Pour la philosophie et d’une autre manière pour la théologie,
l’écoute des grandes expériences et intuitions des traditions
religieuses de l’humanité, en particulier de la foi chrétienne,
est une source de connaissance, contre laquelle on ne se protègerait
qu’en restreignant de façon inadmissible notre capacité d’écouter
et de trouver des réponses. Il me vient ici à l’esprit un mot
de Socrate à Phédon. Les discours précédents ayant évoqué
beaucoup d’opinions philosophiques fausses, Socrate déclare :
« On comprendrait aisément que quelqu’un, devant tant de
faussetés, passât le restant de sa vie à haïr et à mépriser
tous les discours sur l’être. » Mais de cette manière, il
perdrait la vérité de l’être et s’attirerait un très grand
dommage.
L’Occident est menacé depuis longtemps par le rejet des
questions fondamentales de la raison et ne peut en cela que courir
un grand danger.
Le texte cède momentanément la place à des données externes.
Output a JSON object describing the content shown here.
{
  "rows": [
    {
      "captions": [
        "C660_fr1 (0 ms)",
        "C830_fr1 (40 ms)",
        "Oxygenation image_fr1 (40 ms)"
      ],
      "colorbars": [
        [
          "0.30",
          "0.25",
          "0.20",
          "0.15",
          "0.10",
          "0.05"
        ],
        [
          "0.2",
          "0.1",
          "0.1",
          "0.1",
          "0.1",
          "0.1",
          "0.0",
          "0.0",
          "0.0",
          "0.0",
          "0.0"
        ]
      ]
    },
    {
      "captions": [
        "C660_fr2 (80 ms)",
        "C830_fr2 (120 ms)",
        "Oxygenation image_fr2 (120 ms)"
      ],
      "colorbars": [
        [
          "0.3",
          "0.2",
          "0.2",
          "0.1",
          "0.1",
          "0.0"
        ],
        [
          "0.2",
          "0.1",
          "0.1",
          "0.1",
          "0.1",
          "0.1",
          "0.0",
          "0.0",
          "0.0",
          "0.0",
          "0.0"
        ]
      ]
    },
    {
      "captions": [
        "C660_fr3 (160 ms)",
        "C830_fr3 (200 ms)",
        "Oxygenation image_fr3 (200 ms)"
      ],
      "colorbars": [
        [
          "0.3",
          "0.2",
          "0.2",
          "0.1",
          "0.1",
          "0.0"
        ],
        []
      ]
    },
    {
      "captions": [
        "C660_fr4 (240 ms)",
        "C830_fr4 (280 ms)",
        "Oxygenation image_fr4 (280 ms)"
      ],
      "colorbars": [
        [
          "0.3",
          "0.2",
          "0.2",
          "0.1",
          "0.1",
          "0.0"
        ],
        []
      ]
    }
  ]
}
Le courage pour l’élargissement de la raison,
non la dénégation de sa grandeur – tel est le programme
qu’une théologie responsable de la foi biblique doit assumer
dans le débat actuel. « Ne pas agir selon la raison (selon le
Logos) s’oppose à la nature de Dieu », répliqua Manuel II,
depuis sa vision chrétienne de l’image de Dieu, à son
interlocuteur persan. C’est dans ce grand Logos, dans cette
large raison que nous invitons nos partenaires au dialogue des
cultures. La trouver toujours à nouveau, telle est la grande tâche
de l’Université.»
(Traduit de l’allemand par Marcel Neusch)(1) Les citations de la
controverse sont empruntées par Benoît XVI à l’ouvrage Entretiens
avec un musulman, de Manuel II Paléologue (édition Sources
chrétiennes) ; elles sont traduites ici selon la reprise qu’en
fait le pape . Par contre, les citations de Th. Khoury et de R.
Arnaldez, tirées de la même édition, sont reprises selon l’édition
originale parue au Cerf (note du traducteur).